And afterward, the council noticed. Oversight didn’t arrive with paperwork. It arrived quiet and absolute. They reminded him how thin the line was.
“Lieutenant Hayes?”
Hayes came to his feet fast. Mac kept his stance casual.
“That’s me,” Hayes said. “And you’re Lieutenant Carter. I usually go by Melvin.”
“Guilty,” Mac said. “Just Mac. You’ll be taking over Third eventually. For now, you’re with me.” They traded basics. Bronx. Texas.
“You don’t talk like most officers,” Melvin said.
“And you don’t look at people like most boots.”
Melvin tilted his head slightly. “Meaning?”
“You look like you want to understand everything before you breathe.” “It’s rare,” Mac added.
Then the air shifted again. Melvin’s scent reached him, warm and clean, human on the surface, with something else threaded beneath it. Neither wolf nor human.
Mac held still. The reaction hit low and immediate. His stance adjusted automatically, small corrections meant to hide what couldn’t be allowed. This wasn’t hunger or threat. It was quieter. His instincts didn’t surge forward. They leaned in. That scared him.
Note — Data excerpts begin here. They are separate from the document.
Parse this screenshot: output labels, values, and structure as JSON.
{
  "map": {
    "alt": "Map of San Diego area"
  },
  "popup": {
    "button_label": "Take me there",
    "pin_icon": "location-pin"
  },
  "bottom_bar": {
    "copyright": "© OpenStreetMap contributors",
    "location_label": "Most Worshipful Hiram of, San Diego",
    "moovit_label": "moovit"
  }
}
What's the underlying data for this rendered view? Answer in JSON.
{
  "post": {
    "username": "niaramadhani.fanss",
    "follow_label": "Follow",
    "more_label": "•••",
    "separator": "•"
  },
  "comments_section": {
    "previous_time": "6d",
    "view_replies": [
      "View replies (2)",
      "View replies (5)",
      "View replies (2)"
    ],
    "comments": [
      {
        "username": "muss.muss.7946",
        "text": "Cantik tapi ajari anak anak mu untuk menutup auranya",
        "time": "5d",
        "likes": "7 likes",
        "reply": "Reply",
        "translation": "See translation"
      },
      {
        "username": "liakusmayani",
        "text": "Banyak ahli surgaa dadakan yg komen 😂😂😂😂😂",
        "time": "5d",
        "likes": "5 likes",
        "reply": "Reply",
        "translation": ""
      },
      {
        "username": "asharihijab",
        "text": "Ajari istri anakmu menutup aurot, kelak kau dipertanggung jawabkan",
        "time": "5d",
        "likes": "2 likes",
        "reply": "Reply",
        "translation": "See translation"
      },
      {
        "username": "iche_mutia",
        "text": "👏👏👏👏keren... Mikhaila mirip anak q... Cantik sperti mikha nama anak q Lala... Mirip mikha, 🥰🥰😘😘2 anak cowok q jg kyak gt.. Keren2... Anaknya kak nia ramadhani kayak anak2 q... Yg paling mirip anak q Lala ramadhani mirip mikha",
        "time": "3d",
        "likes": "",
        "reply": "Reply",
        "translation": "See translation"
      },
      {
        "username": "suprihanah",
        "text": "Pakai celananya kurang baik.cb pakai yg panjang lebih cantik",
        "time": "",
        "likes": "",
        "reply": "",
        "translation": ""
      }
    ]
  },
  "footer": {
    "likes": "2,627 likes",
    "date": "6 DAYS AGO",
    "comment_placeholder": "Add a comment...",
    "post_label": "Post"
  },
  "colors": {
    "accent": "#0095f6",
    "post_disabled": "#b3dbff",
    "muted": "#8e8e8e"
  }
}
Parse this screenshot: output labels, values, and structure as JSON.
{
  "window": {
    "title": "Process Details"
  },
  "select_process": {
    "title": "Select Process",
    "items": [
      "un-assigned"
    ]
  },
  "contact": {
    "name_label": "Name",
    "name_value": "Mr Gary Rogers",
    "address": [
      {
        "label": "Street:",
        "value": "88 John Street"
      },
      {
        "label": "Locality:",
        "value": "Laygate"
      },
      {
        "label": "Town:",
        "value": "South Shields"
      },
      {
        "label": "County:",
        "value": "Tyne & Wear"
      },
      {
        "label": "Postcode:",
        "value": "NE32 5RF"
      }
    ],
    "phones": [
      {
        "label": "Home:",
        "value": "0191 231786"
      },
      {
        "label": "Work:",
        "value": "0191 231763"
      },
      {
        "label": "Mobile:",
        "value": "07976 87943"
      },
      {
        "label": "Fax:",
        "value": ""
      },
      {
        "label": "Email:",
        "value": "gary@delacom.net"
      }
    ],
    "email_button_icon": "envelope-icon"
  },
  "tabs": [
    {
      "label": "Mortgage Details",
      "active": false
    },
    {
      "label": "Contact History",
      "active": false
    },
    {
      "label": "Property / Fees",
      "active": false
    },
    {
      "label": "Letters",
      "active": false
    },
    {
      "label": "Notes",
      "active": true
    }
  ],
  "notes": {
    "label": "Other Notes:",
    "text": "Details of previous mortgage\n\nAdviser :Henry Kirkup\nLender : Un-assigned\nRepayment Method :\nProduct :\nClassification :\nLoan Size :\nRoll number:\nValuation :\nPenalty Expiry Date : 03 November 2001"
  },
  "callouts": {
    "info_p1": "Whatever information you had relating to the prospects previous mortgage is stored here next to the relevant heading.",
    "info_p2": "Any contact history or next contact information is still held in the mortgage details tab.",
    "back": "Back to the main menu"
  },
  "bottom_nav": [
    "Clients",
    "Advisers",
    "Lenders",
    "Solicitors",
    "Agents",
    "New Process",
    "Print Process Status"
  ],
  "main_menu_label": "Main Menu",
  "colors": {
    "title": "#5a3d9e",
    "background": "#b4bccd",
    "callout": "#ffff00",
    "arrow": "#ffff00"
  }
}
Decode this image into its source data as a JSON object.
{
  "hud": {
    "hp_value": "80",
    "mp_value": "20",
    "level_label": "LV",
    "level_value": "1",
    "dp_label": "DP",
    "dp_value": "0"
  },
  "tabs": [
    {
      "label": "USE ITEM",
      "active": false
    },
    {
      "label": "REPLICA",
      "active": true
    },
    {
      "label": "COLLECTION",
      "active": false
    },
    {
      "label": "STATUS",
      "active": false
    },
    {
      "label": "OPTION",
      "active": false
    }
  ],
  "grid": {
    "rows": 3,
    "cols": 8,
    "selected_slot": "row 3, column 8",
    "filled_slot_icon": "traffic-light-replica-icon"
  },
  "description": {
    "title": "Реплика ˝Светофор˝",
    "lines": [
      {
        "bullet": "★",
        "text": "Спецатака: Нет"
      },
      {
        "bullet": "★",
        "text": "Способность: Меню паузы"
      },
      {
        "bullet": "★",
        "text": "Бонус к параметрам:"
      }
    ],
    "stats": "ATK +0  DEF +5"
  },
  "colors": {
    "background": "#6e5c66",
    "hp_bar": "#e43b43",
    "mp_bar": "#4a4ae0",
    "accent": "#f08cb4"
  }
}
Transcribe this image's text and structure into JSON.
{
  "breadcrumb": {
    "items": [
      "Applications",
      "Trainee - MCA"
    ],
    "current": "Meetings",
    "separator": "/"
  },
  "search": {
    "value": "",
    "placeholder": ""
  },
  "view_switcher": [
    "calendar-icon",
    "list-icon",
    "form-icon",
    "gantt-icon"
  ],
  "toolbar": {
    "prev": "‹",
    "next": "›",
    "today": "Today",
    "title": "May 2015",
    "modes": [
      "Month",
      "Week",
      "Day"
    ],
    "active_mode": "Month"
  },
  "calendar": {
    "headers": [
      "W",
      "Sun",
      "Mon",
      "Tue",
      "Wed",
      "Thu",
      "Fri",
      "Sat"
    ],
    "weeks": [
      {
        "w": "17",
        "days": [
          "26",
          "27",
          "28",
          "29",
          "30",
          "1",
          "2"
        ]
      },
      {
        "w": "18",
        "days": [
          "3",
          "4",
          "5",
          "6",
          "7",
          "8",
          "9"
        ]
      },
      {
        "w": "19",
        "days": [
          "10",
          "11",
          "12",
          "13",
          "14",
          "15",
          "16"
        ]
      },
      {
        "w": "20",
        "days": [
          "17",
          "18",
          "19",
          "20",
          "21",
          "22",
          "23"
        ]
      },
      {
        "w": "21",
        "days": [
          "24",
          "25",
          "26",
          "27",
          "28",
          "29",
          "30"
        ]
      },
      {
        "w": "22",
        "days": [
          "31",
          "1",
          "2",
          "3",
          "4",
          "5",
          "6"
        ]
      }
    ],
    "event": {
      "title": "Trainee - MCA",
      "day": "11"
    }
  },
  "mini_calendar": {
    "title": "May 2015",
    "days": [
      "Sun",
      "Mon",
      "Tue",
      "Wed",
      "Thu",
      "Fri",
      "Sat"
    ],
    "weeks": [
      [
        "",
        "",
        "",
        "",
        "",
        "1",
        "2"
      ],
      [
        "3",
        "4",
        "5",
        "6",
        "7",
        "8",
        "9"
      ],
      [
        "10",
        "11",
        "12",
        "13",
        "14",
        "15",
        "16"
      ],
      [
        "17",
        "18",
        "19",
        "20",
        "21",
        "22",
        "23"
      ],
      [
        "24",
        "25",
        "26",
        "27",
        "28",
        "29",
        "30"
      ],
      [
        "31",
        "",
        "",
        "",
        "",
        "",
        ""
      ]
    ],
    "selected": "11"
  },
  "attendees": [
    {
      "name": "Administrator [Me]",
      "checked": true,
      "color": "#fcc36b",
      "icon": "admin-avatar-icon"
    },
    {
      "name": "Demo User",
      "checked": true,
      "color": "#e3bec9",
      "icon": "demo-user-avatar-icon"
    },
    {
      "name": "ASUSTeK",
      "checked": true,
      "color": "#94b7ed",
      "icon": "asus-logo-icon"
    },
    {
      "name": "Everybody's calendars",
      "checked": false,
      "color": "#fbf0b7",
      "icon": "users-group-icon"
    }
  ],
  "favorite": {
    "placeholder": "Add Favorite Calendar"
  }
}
Something shifted in the silence that followed. Not awkward, just present. They were nothing alike on paper, city and country, guarded in different ways, but there was something underneath it. The way Melvin’s eyes carried more history than they should. The way Mac moved like someone who had already made peace with loss. Recognition, maybe. Not romance. Not yet.
Mac gave a half-smile. “That makes you city smart. Me? Just stubborn.”
Melvin raised a brow. “That your version of charm?”
“Depends. Is it working?”
“First deployment?” Melvin asked.
Mac shook his head. “Second major one. Ramadi was my first.”
“What was it like?”
Mac rubbed the back of his neck, jaw tightening. “Different tempo back then. More kinetic. You didn’t take your boots off without wondering if you’d need to run.”
He forced the moment down. “You miss home?” he asked instead.
They talked about stillness. Sunday mornings. Things that meant something.
“Been gone too much to know what I miss anymore,” Mac said.
Then, just as it threatened to deepen, a voice cut through from the hallway.
“Lieutenant Carter, you giving the new guy the ten-cent tour or just making him nervous?”
Sergeant Jackson leaned in, arms crossed, eyes amused, stocky and built like a brick wall. He looked at Melvin like a man who’d broken in more lieutenants than boots. “Don’t let him spook you, LT,” Jackson said. “Carter’s bark is worse than his bite.”
“Not true,” Mac muttered. “I bite before coffee.”
Melvin grinned despite himself, and the room eased a little.
Mac stepped back into the hall when his name was called.
As he walked away, Melvin’s presence lingered in his awareness. This wasn’t a place for old blood and older instincts. Mac paused at the end of the hall and glanced back once. Whatever Melvin carried, whatever he was, it was going to matter. Mac had the uneasy sense something else had just begun.